Tyler Wilde: I will archive my junk
If I were to spelunk all the way to the bottom of my 'stuff' folders within 'junk' folders within 'stuff' folders, I'd find a single jpg of a shark with human teeth, and one year would have passed back in the real world. I am constantly moving crap around to make space for games, and there's really no excuse for it. I have plenty of backup drives, and it isn't that expensive to buy new storage drives. I need to organize and archive this stuff, and probably delete most of it. (The shark pic can stay.)
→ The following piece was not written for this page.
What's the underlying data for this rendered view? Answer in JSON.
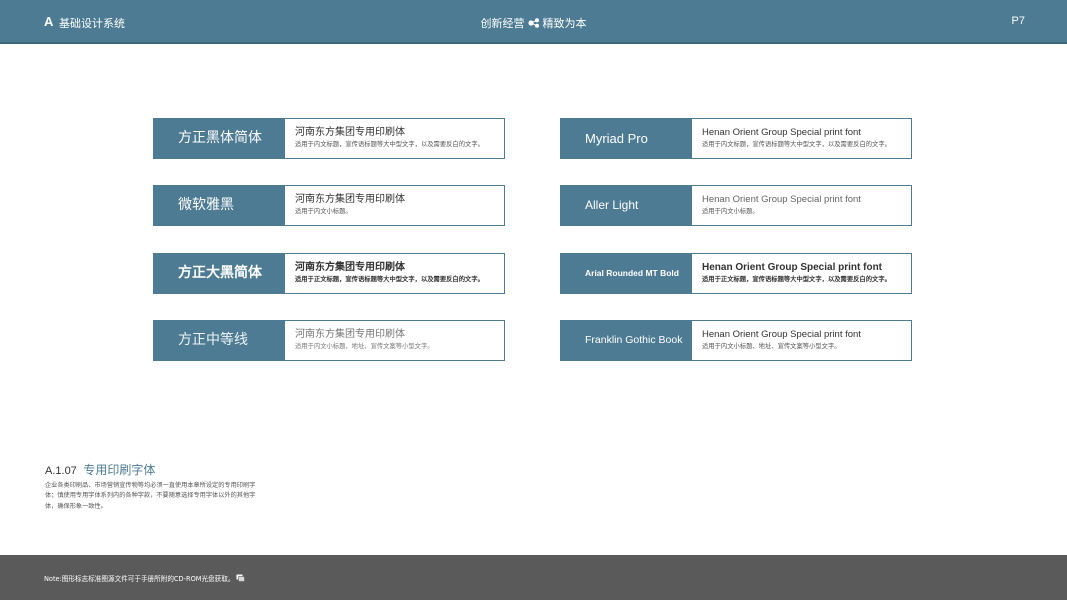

Chris Livingston: I will try a million* mods
I've always been a big fan of mods but for some reason in 2018 I really didn't try more than a handful. And I have no idea why! Most years I easily play more modded games more than vanilla games. At times I've even bought games specifically to try out a certain mod (like the Game of Thrones mod for Crusader Kings 2). But mods just kind of slipped from my radar this year. Maybe it's just that I didn't play as much Skyrim, Fallout, and GTA 5 this year as I usually do, but if I think back over the past few years, nearly all of my favorite gaming stories and diaries and experiences have involved using mods. In 2019 I plan to dive back in and start using mods more regularly. Less vanilla, more player-made flavors!
*Note: the amount of mods I try will most likely be fewer than one million.
Jarred Walton: I will test a 7nm GPU
I'm not even going to try and pretend I followed through on my resolution last year to stop obsessing about framerates. It's my job to do that, I think? Anyway, I'm incorrigible and my FPS overlay isn't going away. As for gaming, I only finished one game last year, and 2019 likely won't be any better. So instead, I'm going to look forward to 7nm processors and graphics chips.
7nm Ryzen parts are basically a given, probably within the next couple of months. It's the GPU side that's a bit more sketchy. AMD has 7nm Vega available, but only as a professional machine learning card with 32GB of HBM2, so that's out. Nvidia just launched its RTX cards in August, using 12nm lithography, which means a move to 7nm within a year is a bit of a stretch. But we know the technology is there—Apple is already using it in its latest smartphone and tablet processors—and I'm really hoping AMD will get 7nm Navi out this year. More than that, I hope Navi can do what Fiji and Vega failed to do, namely: dethrone Nvidia for a change. Or maybe Nvidia will jump to 7nm with an RTX refresh sooner than expected—it wouldn't hurt, since Turing is large and could use a reduction in power use. This is a really bad resolution, since it's effectively out of my hands, but unlike my plans to exercise and get in shape more, at least I won't have to feel too bad if I fail to meet this one.